Re-fetchability caveat: WhatsApp media URLs expire within roughly the same 7-day window. An on-demand fetch of much older media can still fail server-side if the URL has expired and the original sender's device is unreachable for a re-upload — in that case the entry keeps showing the "not downloaded" hint. The eager window stays small to avoid pulling years of media up front; on-demand fetching only pays the cost for what you actually look at.

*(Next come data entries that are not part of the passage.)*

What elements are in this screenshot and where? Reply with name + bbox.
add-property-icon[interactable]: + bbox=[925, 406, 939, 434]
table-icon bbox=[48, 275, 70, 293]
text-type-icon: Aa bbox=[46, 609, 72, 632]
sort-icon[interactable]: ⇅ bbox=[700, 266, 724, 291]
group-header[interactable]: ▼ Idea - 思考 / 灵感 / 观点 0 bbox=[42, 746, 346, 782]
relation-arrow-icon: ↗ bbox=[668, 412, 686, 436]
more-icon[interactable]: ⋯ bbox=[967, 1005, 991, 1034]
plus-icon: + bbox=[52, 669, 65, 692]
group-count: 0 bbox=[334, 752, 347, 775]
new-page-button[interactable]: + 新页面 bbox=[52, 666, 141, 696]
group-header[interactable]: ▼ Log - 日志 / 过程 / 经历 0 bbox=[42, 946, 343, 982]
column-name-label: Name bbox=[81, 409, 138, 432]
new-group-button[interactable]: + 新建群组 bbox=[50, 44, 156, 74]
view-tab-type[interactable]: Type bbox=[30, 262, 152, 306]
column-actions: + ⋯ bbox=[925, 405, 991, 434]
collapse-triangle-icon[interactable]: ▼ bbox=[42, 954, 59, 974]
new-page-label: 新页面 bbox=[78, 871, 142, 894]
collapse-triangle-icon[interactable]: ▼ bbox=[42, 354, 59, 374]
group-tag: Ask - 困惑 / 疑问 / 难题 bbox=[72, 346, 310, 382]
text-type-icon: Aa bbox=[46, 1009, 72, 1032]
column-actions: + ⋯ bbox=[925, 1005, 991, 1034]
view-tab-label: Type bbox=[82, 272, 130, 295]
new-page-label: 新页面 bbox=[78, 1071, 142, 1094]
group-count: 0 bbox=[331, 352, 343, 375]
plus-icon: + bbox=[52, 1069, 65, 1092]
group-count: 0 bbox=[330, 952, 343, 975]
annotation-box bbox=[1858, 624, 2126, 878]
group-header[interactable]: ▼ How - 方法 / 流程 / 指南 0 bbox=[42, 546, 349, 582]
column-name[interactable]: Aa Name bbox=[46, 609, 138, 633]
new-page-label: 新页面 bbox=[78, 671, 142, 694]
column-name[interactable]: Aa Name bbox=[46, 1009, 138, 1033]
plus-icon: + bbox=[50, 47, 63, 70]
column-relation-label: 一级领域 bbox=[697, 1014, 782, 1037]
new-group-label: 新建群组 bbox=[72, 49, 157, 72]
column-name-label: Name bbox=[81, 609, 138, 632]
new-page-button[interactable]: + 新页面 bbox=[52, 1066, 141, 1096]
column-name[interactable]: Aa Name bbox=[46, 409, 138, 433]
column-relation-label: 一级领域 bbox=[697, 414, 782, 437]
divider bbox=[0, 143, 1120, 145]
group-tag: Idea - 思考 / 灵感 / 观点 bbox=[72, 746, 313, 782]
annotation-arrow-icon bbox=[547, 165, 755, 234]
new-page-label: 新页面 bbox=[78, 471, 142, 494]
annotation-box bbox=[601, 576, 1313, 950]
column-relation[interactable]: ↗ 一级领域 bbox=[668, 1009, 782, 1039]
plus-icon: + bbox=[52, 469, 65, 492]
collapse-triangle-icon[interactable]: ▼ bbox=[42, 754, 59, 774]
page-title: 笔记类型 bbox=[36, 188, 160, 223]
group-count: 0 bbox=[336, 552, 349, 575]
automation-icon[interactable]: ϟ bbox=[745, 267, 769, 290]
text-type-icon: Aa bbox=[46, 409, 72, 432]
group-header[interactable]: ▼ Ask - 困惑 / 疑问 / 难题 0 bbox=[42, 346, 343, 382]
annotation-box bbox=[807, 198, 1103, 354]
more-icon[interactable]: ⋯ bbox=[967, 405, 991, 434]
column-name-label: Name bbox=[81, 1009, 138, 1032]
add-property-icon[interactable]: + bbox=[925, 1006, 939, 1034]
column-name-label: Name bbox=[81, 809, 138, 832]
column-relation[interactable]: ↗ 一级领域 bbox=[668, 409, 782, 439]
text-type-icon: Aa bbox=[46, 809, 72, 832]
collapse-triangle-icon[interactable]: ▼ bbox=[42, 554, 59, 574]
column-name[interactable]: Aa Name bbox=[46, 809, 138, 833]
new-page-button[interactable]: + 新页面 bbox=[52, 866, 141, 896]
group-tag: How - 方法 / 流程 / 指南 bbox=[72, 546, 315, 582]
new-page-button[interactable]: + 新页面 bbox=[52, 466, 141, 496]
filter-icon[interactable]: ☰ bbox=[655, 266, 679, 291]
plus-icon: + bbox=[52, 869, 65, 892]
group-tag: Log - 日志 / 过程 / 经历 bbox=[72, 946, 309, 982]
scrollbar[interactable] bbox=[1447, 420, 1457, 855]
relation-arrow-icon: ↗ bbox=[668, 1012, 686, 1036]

Business & interactive messages

Template, button and list messages sent by business accounts (the kind the phone renders with tappable buttons) are shown as plain text: title, body and footer lines followed by one [label] line per button — [label: url] for link buttons. The buttons themselves aren't interactive. On startup the app re-examines stored messages that had no renderable text and backfills them, so business chats that previously showed empty entries populate retroactively.

v1 scope & limitations

  • Outbound: text only. Sending media, replies, and reactions isn't supported yet (incoming media, replies and reactions are still received, downloaded/stored, and shown).
  • No reactions rendering. Reactions are received and stored but not displayed.
  • No unread tracking. The app never computes, stores, or displays unread counts.
  • Read receipts off by default (lurk-friendly). When off, opening a chat never notifies the sender. Press R on the chat list to toggle read receipts on or off; the preference is saved per account. When on, opening a chat with unread messages sends read receipts (blue ticks) for them and clears its unread badge. Delivery/read ticks shown for your outbound messages still update live as the recipient's device reports them regardless of this setting.
  • No search/filter in the chat list — just the full, sorted, scrollable list.

Development

pnpm test        # vitest — core logic (persistence, reconciliation, mappers, stores, …)
pnpm test:watch  # vitest in watch mode
pnpm typecheck   # tsc --noEmit

UI screens are exercised manually (they depend on @opentui/core's Bun-only renderer and can't run under vitest/Node) — core logic and data-mapping have full automated coverage.